Qualcuno diceva che “in ogni donna c’è qualcosa che piange”. Io riconosco questo qualcosa anche al primo sguardo ed è proprio questo piccolo particolare a sedurmi in una creatura del mio stesso sesso, anche se so che vorrebbe nasconderlo. Molte donne oggi dimenticano questa particolarità così scomoda e solenne, a vantaggio di una facciata frivola o salottiera, o, peggio, aggressiva. Forse l’una cosa non esclude l’altra, e certamente ci si può riconoscere sorelle anche a un corso di salsa o di fronte al famoso tè coi pasticcini. Ci si può sintonizzare sulle rispettive profondità anche tra chiacchiere futili, anche scambiando due parole in fila alla posta. E’ in forza di questa comunicazione sottile che gli umani -femmine e maschi- possono riscattarsi dall’orrore e salvagardare la bellezza.

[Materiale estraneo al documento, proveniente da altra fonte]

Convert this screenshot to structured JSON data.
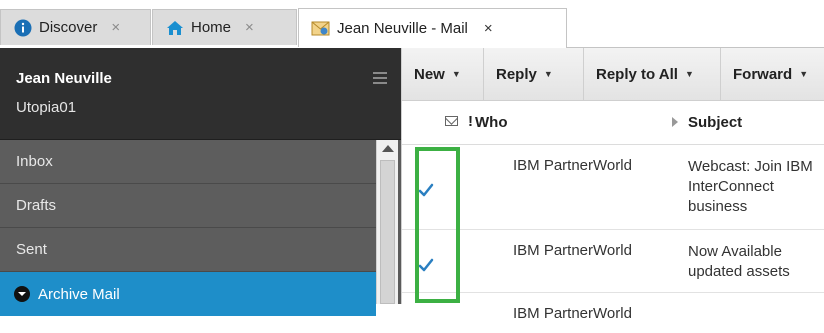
{
  "tabs": [
    {
      "label": "Discover",
      "icon": "info-icon",
      "close": "×"
    },
    {
      "label": "Home",
      "icon": "home-icon",
      "close": "×"
    },
    {
      "label": "Jean Neuville - Mail",
      "icon": "mail-icon",
      "close": "×"
    }
  ],
  "sidebar": {
    "user_name": "Jean Neuville",
    "server": "Utopia01",
    "folders": [
      "Inbox",
      "Drafts",
      "Sent",
      "Archive Mail"
    ],
    "selected_folder": "Archive Mail"
  },
  "toolbar": {
    "buttons": [
      "New",
      "Reply",
      "Reply to All",
      "Forward"
    ]
  },
  "columns": {
    "importance": "!",
    "who": "Who",
    "subject": "Subject"
  },
  "messages": [
    {
      "from": "IBM PartnerWorld",
      "subject": "Webcast: Join IBM InterConnect business",
      "checked": true
    },
    {
      "from": "IBM PartnerWorld",
      "subject": "Now Available updated assets",
      "checked": true
    },
    {
      "from": "IBM PartnerWorld",
      "subject": "",
      "checked": false
    }
  ],
  "colors": {
    "accent": "#1e8ec9",
    "highlight": "#3cb043",
    "check": "#2a7fc1"
  }
}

Ieri la mia amica bella e fragile, arrendevole e fortissima, che non si è curata di nascondermi le sue lacrime, mi ha salutato dicendomi: “Sai di casa. Sei di casa”. Nessuno mi aveva più detto una cosa tanto bella e tanto sottile, da qualche tempo in qua.

 

(Ad A.P.)

26 novembre 2022

One thought on “ALLE MIE AMICHE

  1. Maria Piscione

    Che profondità di animo è di parole….
    Si intravede qualche lacrima più o meno nascosta e forse non solo raccolta dalle amiche.
    Complimenti dalla mia mamma 91 enne che ha ascoltato le tue meravigliose parole attraverso la mia voce inadeguata…..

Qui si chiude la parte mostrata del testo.